Set searcher with dataset which is used to database.

In [3]:
searcher = Searcher(dataset)

Explore with image query¶

Set one of dataset as query which you want to find similar dataset.

In [4]:
for i, item in enumerate(dataset):
    if i==50:
        query = item

Use Visualizer to check which query is used.

In [5]:
visualizer = Visualizer(dataset, figsize=(12, 12), alpha=0)
fig = visualizer.vis_one_sample(query.id, "val2017")
fig.show()
In [6]:
topk_list = searcher.search_topk(query, topk=15)
In [7]:
subset_list = []
id_list =[]
for result in topk_list:
    subset_list.append(result.subset)
    id_list.append(result.id)
In [8]:
fig = visualizer.vis_gallery(id_list[:12], subset_list[:12], (None, None))
fig.show()

Explore with text query¶

Set text as query which you want to find similar dataset.
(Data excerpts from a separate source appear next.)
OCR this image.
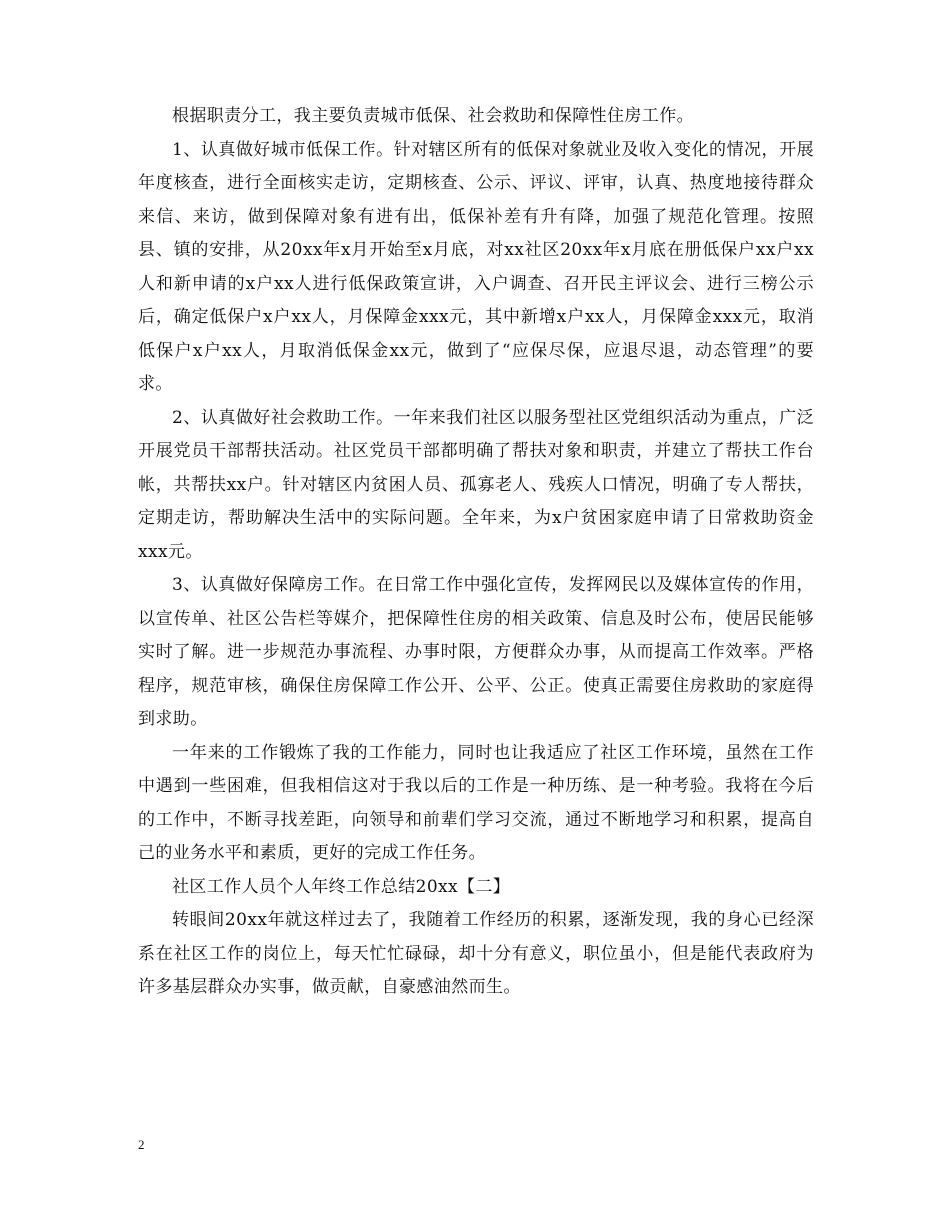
根据职责分工，我主要负责城市低保、社会救助和保障性住房工作。

1、认真做好城市低保工作。针对辖区所有的低保对象就业及收入变化的情况，开展年度核查，进行全面核实走访，定期核查、公示、评议、评审，认真、热度地接待群众来信、来访，做到保障对象有进有出，低保补差有升有降，加强了规范化管理。按照县、镇的安排，从20xx年x月开始至x月底，对xx社区20xx年x月底在册低保户xx户xx人和新申请的x户xx人进行低保政策宣讲，入户调查、召开民主评议会、进行三榜公示后，确定低保户x户xx人，月保障金xxx元，其中新增x户xx人，月保障金xxx元，取消低保户x户xx人，月取消低保金xx元，做到了“应保尽保，应退尽退，动态管理”的要求。

2、认真做好社会救助工作。一年来我们社区以服务型社区党组织活动为重点，广泛开展党员干部帮扶活动。社区党员干部都明确了帮扶对象和职责，并建立了帮扶工作台帐，共帮扶xx户。针对辖区内贫困人员、孤寡老人、残疾人口情况，明确了专人帮扶，定期走访，帮助解决生活中的实际问题。全年来，为x户贫困家庭申请了日常救助资金xxx元。

3、认真做好保障房工作。在日常工作中强化宣传，发挥网民以及媒体宣传的作用，以宣传单、社区公告栏等媒介，把保障性住房的相关政策、信息及时公布，使居民能够实时了解。进一步规范办事流程、办事时限，方便群众办事，从而提高工作效率。严格程序，规范审核，确保住房保障工作公开、公平、公正。使真正需要住房救助的家庭得到求助。

一年来的工作锻炼了我的工作能力，同时也让我适应了社区工作环境，虽然在工作中遇到一些困难，但我相信这对于我以后的工作是一种历练、是一种考验。我将在今后的工作中，不断寻找差距，向领导和前辈们学习交流，通过不断地学习和积累，提高自己的业务水平和素质，更好的完成工作任务。

社区工作人员个人年终工作总结20xx【二】

转眼间20xx年就这样过去了，我随着工作经历的积累，逐渐发现，我的身心已经深系在社区工作的岗位上，每天忙忙碌碌，却十分有意义，职位虽小，但是能代表政府为许多基层群众办实事，做贡献，自豪感油然而生。

2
You can set it as a sentence or a word.

In [9]:
topk_list = searcher.search_topk('elephant', topk=15)
In [10]:
subset_list = []
id_list =[]
for result in topk_list:
    subset_list.append(result.subset)
    id_list.append(result.id)
In [11]:
fig = visualizer.vis_gallery(id_list[:12], subset_list[:12], (None, None))
fig.show()